The dashboard includes information by country and year for a wide variety of indicators: Users can toggle among the average daily fruit consumption by adolescents, supermarkets per capita, and greenhouse gas emissions from fertilizers, for example. The data are presented on maps and graphs that change dynamically.
Haddad said that without the Food Systems Dashboard, it would take many months to find all the data and then clean, organize, and document them and put them together in a food systems framework.
It’s a “one-stop-shop” database, said Destan Aytekin, a specialist with the food production nonprofit HarvestPlus who was not involved in creating the dashboard. With colleagues, Aytekin is using the dashboard to research nutrient-enriched staple crops in the Sahel region of Africa.
“The fact that all the information we needed was available in one place was very valuable for us, especially because we were looking to learn more about many countries in the region and gather data on many indicators at once,” Aytekin said.
The dashboard pulls data from 30 different sources, many of them public. To facilitate some of the data aggregation, the dashboard team entered into a 10-year agreement with the market research company Euromonitor International, which collects data from food retail outlets. Euromonitor usually sells its data, said Haddad, but now the data are publicly available through the dashboard.
Ramya Ambikapathi is no stranger to food systems. As a postdoctoral researcher at Purdue University’s Department of Public Health, she has worked in five countries studying issues ranging from breastfeeding practices to the role of fathers in family nutrition outcomes. Recently, she mapped the effects of COVID-19 on food systems.
When the dashboard came online in June, Ambikapathi perused the database for insights that would inform a research question that had been on her mind for years. She wrote her doctoral thesis on the El Niño-Southern Oscillation (ENSO) and how it influences children’s nutrition in the Peruvian Amazon. The climate oscillation has intimate effects on foods systems because it changes weather patterns around the world.
Ambikapathi wanted to know how communities survived these shifts, like extreme changes in precipitation.

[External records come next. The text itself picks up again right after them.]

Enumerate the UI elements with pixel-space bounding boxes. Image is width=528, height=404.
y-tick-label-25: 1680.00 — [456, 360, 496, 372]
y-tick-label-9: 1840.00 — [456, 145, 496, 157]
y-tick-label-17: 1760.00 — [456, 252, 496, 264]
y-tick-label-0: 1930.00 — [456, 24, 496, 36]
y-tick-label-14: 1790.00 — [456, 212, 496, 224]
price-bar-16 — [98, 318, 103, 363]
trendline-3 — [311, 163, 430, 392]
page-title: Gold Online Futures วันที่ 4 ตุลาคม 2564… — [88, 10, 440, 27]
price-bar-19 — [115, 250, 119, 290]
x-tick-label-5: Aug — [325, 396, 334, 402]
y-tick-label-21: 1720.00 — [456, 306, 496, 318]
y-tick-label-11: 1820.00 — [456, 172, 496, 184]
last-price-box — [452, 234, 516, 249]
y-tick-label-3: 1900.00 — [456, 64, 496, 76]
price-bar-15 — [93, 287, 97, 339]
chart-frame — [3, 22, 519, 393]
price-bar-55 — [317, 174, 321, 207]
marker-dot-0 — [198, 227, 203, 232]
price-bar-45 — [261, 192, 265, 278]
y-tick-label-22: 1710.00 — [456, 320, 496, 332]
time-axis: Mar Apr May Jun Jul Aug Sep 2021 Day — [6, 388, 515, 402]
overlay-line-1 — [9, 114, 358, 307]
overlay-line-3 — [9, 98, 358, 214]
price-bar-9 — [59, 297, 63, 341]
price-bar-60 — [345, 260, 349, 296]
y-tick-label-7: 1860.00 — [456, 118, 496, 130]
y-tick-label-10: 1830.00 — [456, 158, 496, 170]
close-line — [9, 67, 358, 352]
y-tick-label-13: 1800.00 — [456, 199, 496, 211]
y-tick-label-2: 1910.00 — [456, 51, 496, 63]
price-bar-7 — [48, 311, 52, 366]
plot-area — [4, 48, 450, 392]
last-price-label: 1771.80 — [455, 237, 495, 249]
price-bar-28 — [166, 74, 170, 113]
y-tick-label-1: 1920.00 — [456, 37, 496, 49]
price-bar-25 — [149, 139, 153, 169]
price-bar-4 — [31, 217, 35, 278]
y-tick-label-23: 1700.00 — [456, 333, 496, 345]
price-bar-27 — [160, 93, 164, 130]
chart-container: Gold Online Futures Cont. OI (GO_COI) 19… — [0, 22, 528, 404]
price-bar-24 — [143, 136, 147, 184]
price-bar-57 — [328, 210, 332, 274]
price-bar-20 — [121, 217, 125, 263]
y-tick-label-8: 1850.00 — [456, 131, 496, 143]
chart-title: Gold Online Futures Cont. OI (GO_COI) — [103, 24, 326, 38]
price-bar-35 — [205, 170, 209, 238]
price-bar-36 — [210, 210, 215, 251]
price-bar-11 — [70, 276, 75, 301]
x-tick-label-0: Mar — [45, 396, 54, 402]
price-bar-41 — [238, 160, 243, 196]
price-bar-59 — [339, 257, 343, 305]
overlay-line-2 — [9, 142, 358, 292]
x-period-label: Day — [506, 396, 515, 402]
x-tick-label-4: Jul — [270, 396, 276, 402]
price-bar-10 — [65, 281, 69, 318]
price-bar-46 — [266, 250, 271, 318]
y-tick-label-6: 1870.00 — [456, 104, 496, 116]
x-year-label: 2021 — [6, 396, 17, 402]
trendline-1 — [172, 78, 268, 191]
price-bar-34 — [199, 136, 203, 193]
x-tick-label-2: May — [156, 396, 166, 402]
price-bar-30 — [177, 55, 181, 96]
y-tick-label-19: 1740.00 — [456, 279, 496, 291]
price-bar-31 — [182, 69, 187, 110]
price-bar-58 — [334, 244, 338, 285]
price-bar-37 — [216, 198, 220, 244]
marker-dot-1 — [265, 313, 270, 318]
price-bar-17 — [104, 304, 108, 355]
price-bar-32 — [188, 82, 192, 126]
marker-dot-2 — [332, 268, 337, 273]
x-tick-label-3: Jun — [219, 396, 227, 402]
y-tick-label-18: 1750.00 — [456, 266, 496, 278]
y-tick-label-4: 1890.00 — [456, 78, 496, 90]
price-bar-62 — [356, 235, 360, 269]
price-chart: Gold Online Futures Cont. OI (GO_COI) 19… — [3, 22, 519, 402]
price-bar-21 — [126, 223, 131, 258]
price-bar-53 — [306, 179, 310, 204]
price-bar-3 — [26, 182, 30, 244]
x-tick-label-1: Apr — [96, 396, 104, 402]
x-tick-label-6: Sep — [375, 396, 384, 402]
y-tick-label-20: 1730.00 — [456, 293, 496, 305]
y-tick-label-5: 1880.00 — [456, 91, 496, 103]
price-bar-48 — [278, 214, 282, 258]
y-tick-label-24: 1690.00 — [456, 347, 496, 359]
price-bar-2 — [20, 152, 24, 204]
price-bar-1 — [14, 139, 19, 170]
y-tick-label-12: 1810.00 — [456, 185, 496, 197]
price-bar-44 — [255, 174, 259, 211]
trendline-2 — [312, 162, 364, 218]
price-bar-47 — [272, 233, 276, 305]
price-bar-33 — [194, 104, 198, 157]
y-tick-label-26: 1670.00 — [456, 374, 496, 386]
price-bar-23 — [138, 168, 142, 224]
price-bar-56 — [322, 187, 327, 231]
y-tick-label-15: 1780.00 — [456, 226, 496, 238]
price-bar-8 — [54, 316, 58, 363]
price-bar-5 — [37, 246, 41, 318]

She first selected countries most affected by ENSO, a group that spans the globe from Indonesia to Somalia to Mexico. She then ranked the countries in the dashboard to get a feeling for how access to food changes throughout the year, which can be affected by factors like supermarket availability or people’s ability to weather hard times using personal remittances.
Her initial analysis of 15 countries found that Haiti, Kenya, Zambia, and Zimbabwe are most vulnerable to ENSO. “Zambia, in particular, with the lowest per capita remittances, may have a longer rate of recovery from ENSO exposures when compared to other countries,” Ambikapathi said. She added that her estimates and hypotheses are preliminary so far and would require deeper study to test.
Ambikapathi’s assessment won first prize in the dashboard’s 2020 competition. She has proposed creating a review of food systems around the world affected by chronic climate shocks using the dashboard.
Perhaps the Food and Agriculture Organization of the United Nations will adopt the dashboard in the future, said Haddad, but funds to maintain and further develop the dashboard must be in place first. Current funding comes from a grab bag of international foundations, agencies, research centers, ministries, and development programs. The dashboard will require about $10 million to maintain over the next 5 years, and Haddad and colleagues have raised $1 million so far.
Haddad, a self-described data geek, said the dashboard will continue to evolve. It may someday feature state- and province-level data too. And work is underway with partners in India, Indonesia, and Nigeria to help those countries develop their own dashboards to complement the existing dashboard’s global view.
“When you really get into the weeds, you find you want more and more data,” Haddad said. “[The dashboard is] really helping people see the whole picture.”